Physiological mechanisms of hyperventilation during human pregnancy.

This study examined the role of pregnancy-induced changes in wakefulness (or non-chemoreflex) and central chemoreflex drives to breathe, acid-base balance and female sex hormones in the hyperventilation of human pregnancy. Thirty-five healthy women were studied in the third trimester (TM(3); 36.3+/-1.0 weeks gestation; mean+/-S.D.) and again 20.2+/-7.8 weeks post-partum (PP). An iso-oxic hyperoxic rebreathing procedure was used to evaluate wakefulness and central chemoreflex drives to breathe.

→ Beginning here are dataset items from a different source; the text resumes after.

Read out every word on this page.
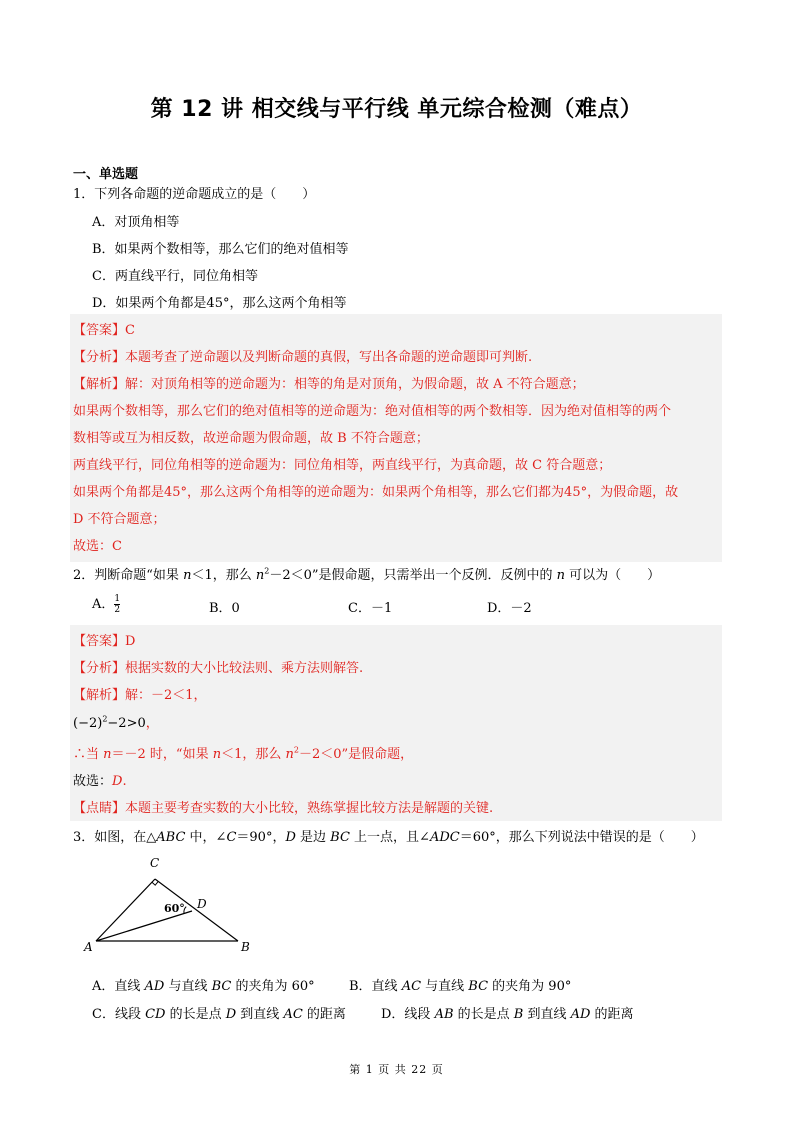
第 12 讲 相交线与平行线 单元综合检测（难点）
一、单选题
1．下列各命题的逆命题成立的是（　　）
A．对顶角相等
B．如果两个数相等，那么它们的绝对值相等
C．两直线平行，同位角相等
D．如果两个角都是45°，那么这两个角相等
【答案】C
【分析】本题考查了逆命题以及判断命题的真假，写出各命题的逆命题即可判断.
【解析】解：对顶角相等的逆命题为：相等的角是对顶角，为假命题，故 A 不符合题意；
如果两个数相等，那么它们的绝对值相等的逆命题为：绝对值相等的两个数相等．因为绝对值相等的两个
数相等或互为相反数，故逆命题为假命题，故 B 不符合题意；
两直线平行，同位角相等的逆命题为：同位角相等，两直线平行，为真命题，故 C 符合题意；
如果两个角都是45°，那么这两个角相等的逆命题为：如果两个角相等，那么它们都为45°，为假命题，故
D 不符合题意；
故选：C
2．判断命题“如果 n＜1，那么 $n^2-2<0$”是假命题，只需举出一个反例．反例中的 n 可以为（　　）
A．$\frac{1}{2}$	B．0	C．－1	D．－2
【答案】D
【分析】根据实数的大小比较法则、乘方法则解答.
【解析】解：－2＜1，
$(-2)^2-2>0$，
∴当 n＝－2 时，“如果 n＜1，那么 $n^2-2<0$”是假命题，
故选：D.
【点睛】本题主要考查实数的大小比较，熟练掌握比较方法是解题的关键.
3．如图，在△ABC 中，∠C＝90°，D 是边 BC 上一点，且∠ADC＝60°，那么下列说法中错误的是（　　）
C
D
A	B
60°
A．直线 AD 与直线 BC 的夹角为 60°	B．直线 AC 与直线 BC 的夹角为 90°
C．线段 CD 的长是点 D 到直线 AC 的距离	D．线段 AB 的长是点 B 到直线 AD 的距离
第 1 页 共 22 页
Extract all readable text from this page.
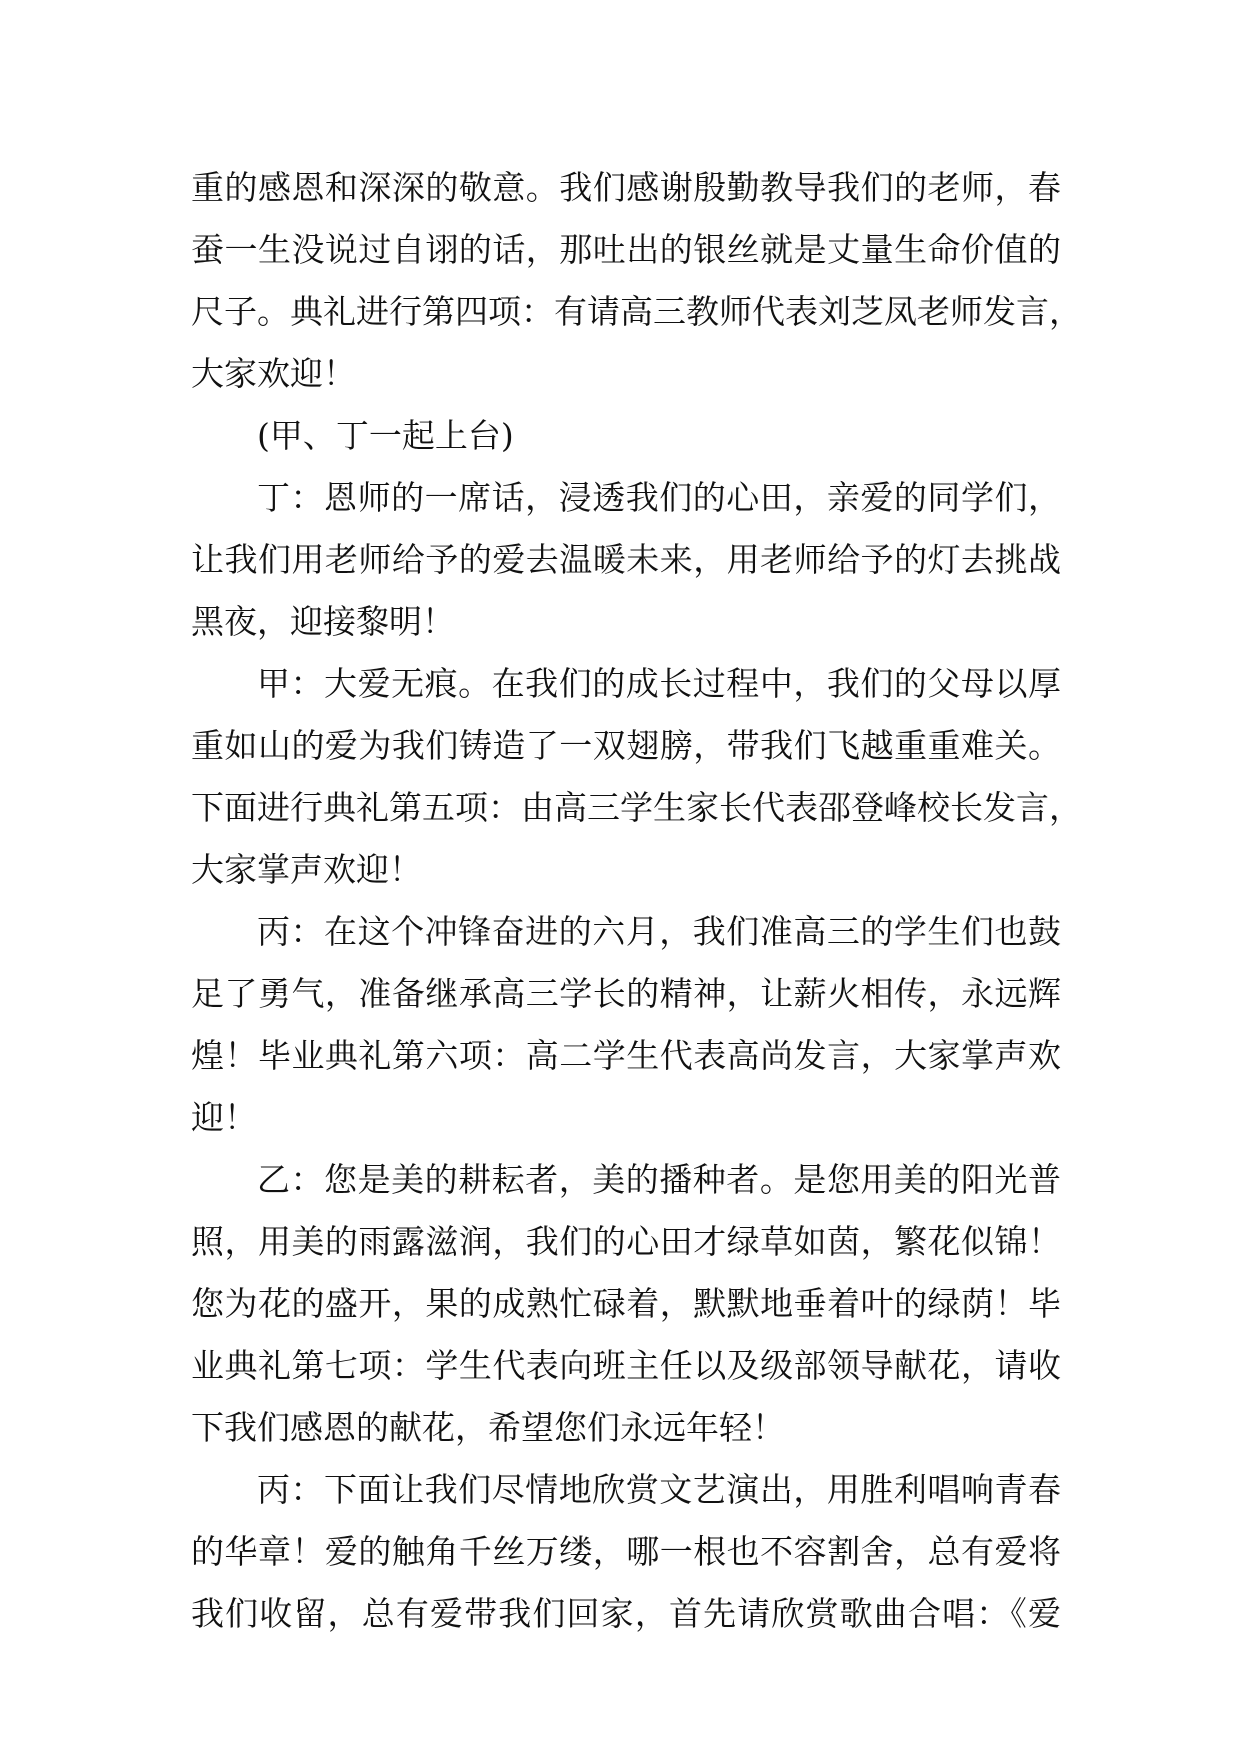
重的感恩和深深的敬意。我们感谢殷勤教导我们的老师，春
蚕一生没说过自诩的话，那吐出的银丝就是丈量生命价值的
尺子。典礼进行第四项：有请高三教师代表刘芝凤老师发言，
大家欢迎！
(甲、丁一起上台)
丁：恩师的一席话，浸透我们的心田，亲爱的同学们，
让我们用老师给予的爱去温暖未来，用老师给予的灯去挑战
黑夜，迎接黎明！
甲：大爱无痕。在我们的成长过程中，我们的父母以厚
重如山的爱为我们铸造了一双翅膀，带我们飞越重重难关。
下面进行典礼第五项：由高三学生家长代表邵登峰校长发言，
大家掌声欢迎！
丙：在这个冲锋奋进的六月，我们准高三的学生们也鼓
足了勇气，准备继承高三学长的精神，让薪火相传，永远辉
煌！毕业典礼第六项：高二学生代表高尚发言，大家掌声欢
迎！
乙：您是美的耕耘者，美的播种者。是您用美的阳光普
照，用美的雨露滋润，我们的心田才绿草如茵，繁花似锦！
您为花的盛开，果的成熟忙碌着，默默地垂着叶的绿荫！毕
业典礼第七项：学生代表向班主任以及级部领导献花，请收
下我们感恩的献花，希望您们永远年轻！
丙：下面让我们尽情地欣赏文艺演出，用胜利唱响青春
的华章！爱的触角千丝万缕，哪一根也不容割舍，总有爱将
我们收留，总有爱带我们回家，首先请欣赏歌曲合唱：《爱
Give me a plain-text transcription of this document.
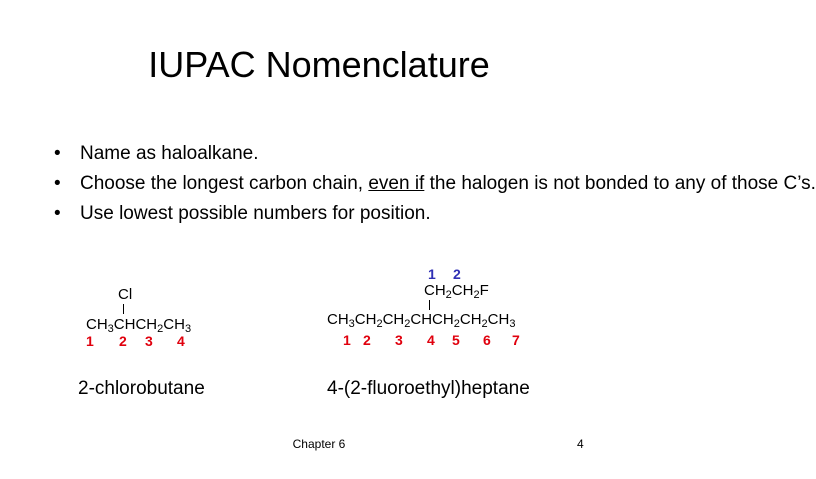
IUPAC Nomenclature
• Name as haloalkane.
• Choose the longest carbon chain, even if the halogen is not bonded to any of those C’s.
• Use lowest possible numbers for position.
Cl
$CH_3CHCH_2CH_3$
1 2 3 4
2-chlorobutane
1 2
$CH_2CH_2F$
$CH_3CH_2CH_2CHCH_2CH_2CH_3$
1 2 3 4 5 6 7
4-(2-fluoroethyl)heptane
Chapter 6	4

At rest, arterialized venous blood was obtained for the estimation of arterial PCO(2) (PaCO(2)) and [H(+)]. Blood for the determination of plasma strong ion difference ([SID]), albumin ([Alb]), as well as serum progesterone ([P(4)]) and 17beta-estradiol ([E(2)]) concentrations was also obtained at rest. Wakefulness and central chemoreflex drives to breathe, [P(4)] and [E(2)], ventilation and V CO(2) increased, whereas PaCO(2) and the central chemoreflex ventilatory recruitment threshold for PCO(2) (VRTCO(2)) decreased from PP to TM(3) (all p<0.01). The reductions in PaCO(2) were not related to the increases in [P(4)] and [E(2)]. The alkalinizing effects of reductions in PaCO(2) and [Alb] were partly offset by the acidifying effects of a reduced [SID], such that arterial [H(+)] was still reduced in TM(3) vs. PP (all p<0.001). A mathematical model of ventilatory control demonstrated that pregnancy-induced changes in wakefulness and central chemoreflex drives to breathe, acid-base balance, V CO(2) and cerebral blood flow account for the reductions in PaCO(2), [H(+)] and VRTCO(2). This is the first study to demonstrate that the hyperventilation and attendant hypocapnia/alkalosis of human pregnancy results from a complex interaction of pregnancy-induced changes in wakefulness and central chemoreflex drives to breathe, acid-base balance, metabolic rate and cerebral blood flow.